In the lower third, there is a reference to the fact that the ostensibly uniform group of “researchers” actually refers to different entities – we distinguish individual researchers, support staff, and the (regularly cost and organization-bearing) research organizations. We also emphasize that the organization usually has stronger negotiating power, as it often commissions the repositories (and can enforce its own contract terms alongside the license).
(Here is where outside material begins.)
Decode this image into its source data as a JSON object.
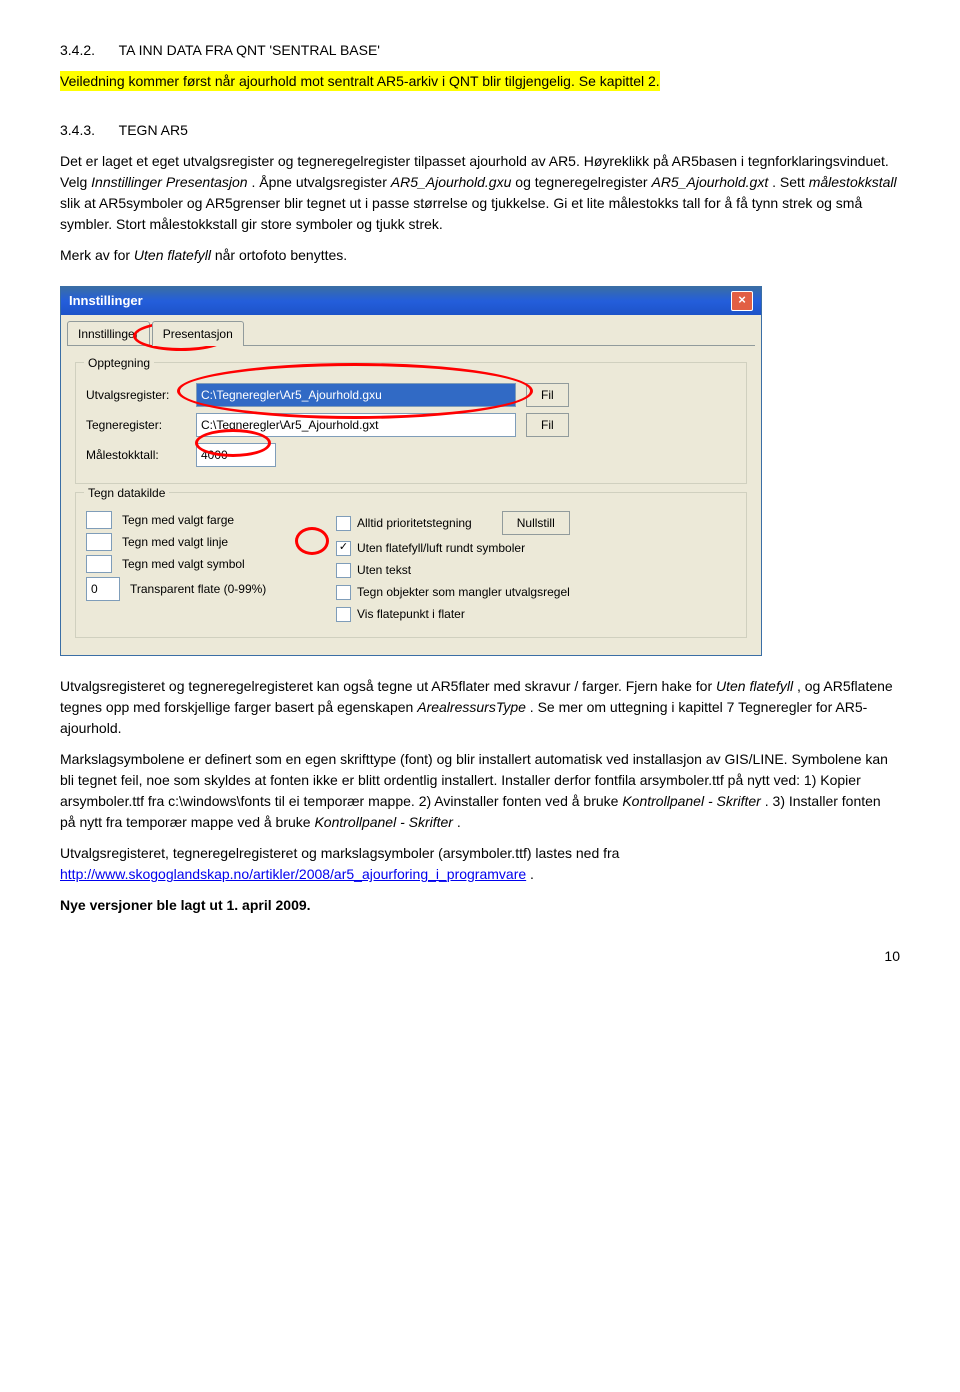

At the very bottom (virtually as “foundation”), general requirements which all stakeholders are fundamentally interested in (or should be) are outlined. Yet in practice, these primarily lie with the repositories –‑ data security (access control, abuse prevention, authentication assurance, e.g., through hash values), legal compliance (avoidance of content inciting hate, pornography, glorification of violence, etc.), and availability (redundant storage, permanent storage, efficient storage).

4 Relationships

As outlined, research data storage is subject to a nexus of contracts: Since different persons may legally own the contents, the database, the software, and user interface employed, most of the aforementioned entities rely on their individual agreements among each other. In this section, we examine the original relationship and how the consequences change over time. Although an exhaustive exploration of all possible scenarios is beyond the scope of this paper, most situations can be reduced to a number of fundamental cases.

4.1 Original Nexus of Contracts

The natural spider sitting at the center of the web of contracts would be the Research Institution. It usually is party to any contract with external infrastructure providers and any support personnel, and employs (most of) the researchers. This becomes troublesome in the case of inter-institutional research: Who will be the leading institution – and what power does that institution have over researchers at other institutions? Furthermore, the interests of research institutions will not always align with the interests of researchers. For instance, the imperative of cost efficiency may prompt the institution to terminate contracts or impose restrictions, such as bandwidth limitations or performance constraints, thereby impacting access to vital data.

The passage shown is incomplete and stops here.